ST. ROSALIA Virgin († 1160) St. Rosalia was daughter of a noble - TopicsExpress



          

ST. ROSALIA Virgin († 1160) St. Rosalia was daughter of a noble family descended from Charlemagne. She was born at Palermo in Sicily, and despising in her youth worldly vanities, made herself an abode in a cave on Mount Pelegrino, three miles from Palermo, where she completed the sacrifice of her heart to God by austere penance and manual labor, sanctified by assiduous prayer and the constant union of her soulw She died in 1160. Her body was found buried in a grot under the mountain, in the year of the jubilee, 1625, under Pope Urban VIII., and was translated into the metropolitan church of Palermo, of which she was chosen a patroness.

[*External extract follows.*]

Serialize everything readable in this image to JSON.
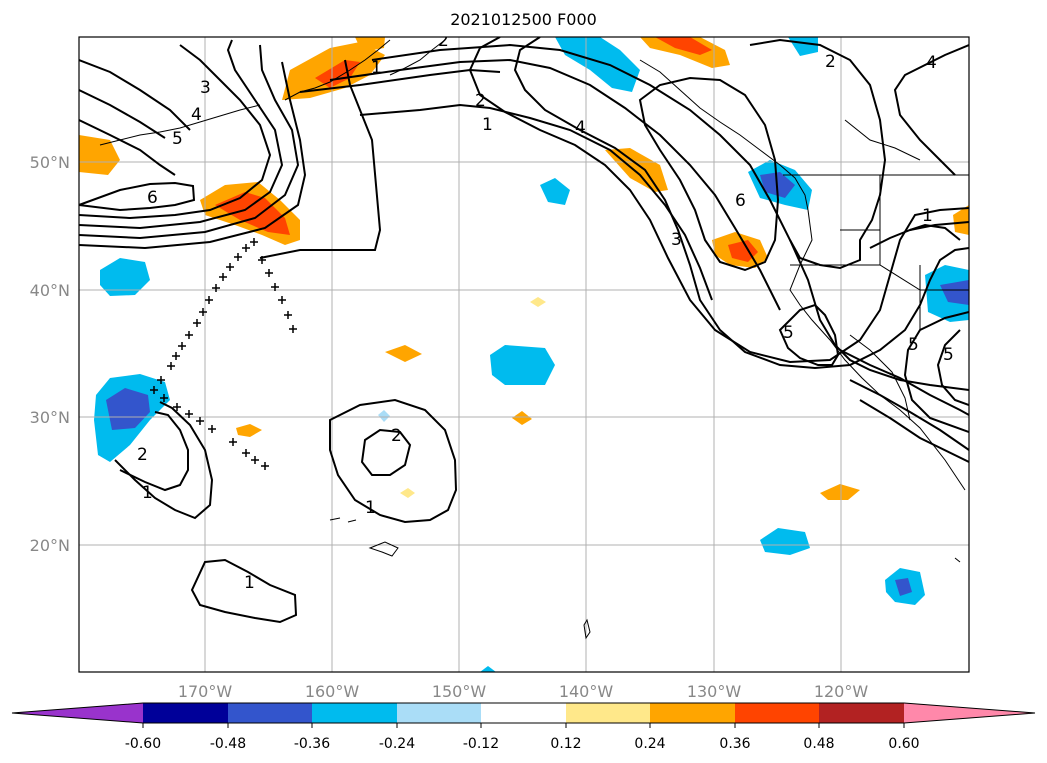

To her patronage that island ascribes the ceasing of a grievous pestilence at the same time Other saints: St Cuthbert (634? - 687) According to tradition, he was a shepherd boy. Certainly he became a monk, and later prior, at Melrose. After the Synod of Whitby in 664 he became prior of Lindisfarne and gradually won over the community to Roman ecclesiastical customs. He was zealous in preaching the Gospel but most attracted to living the life of a hermit, and in 676 he left the monastery and lived in solitude on the nearby island of Inner Farne. For the last two years of his life he served as bishop of Lindisfarne, but he returned to his island to die, on 20 March 687. His remains were removed from their resting place at Lindisfarne to escape Viking raiders and were eventually enshrined at Durham Cathedral. Because the anniversary of his death always falls within Lent, his feast is celebrated on the anniversary of the enshrinement of his remains at Durham. Saint Mac Nissi He founded the diocese of Connor in Ireland in 480, and is patron saint of the diocese, which is now part of the diocese of Connor and Down.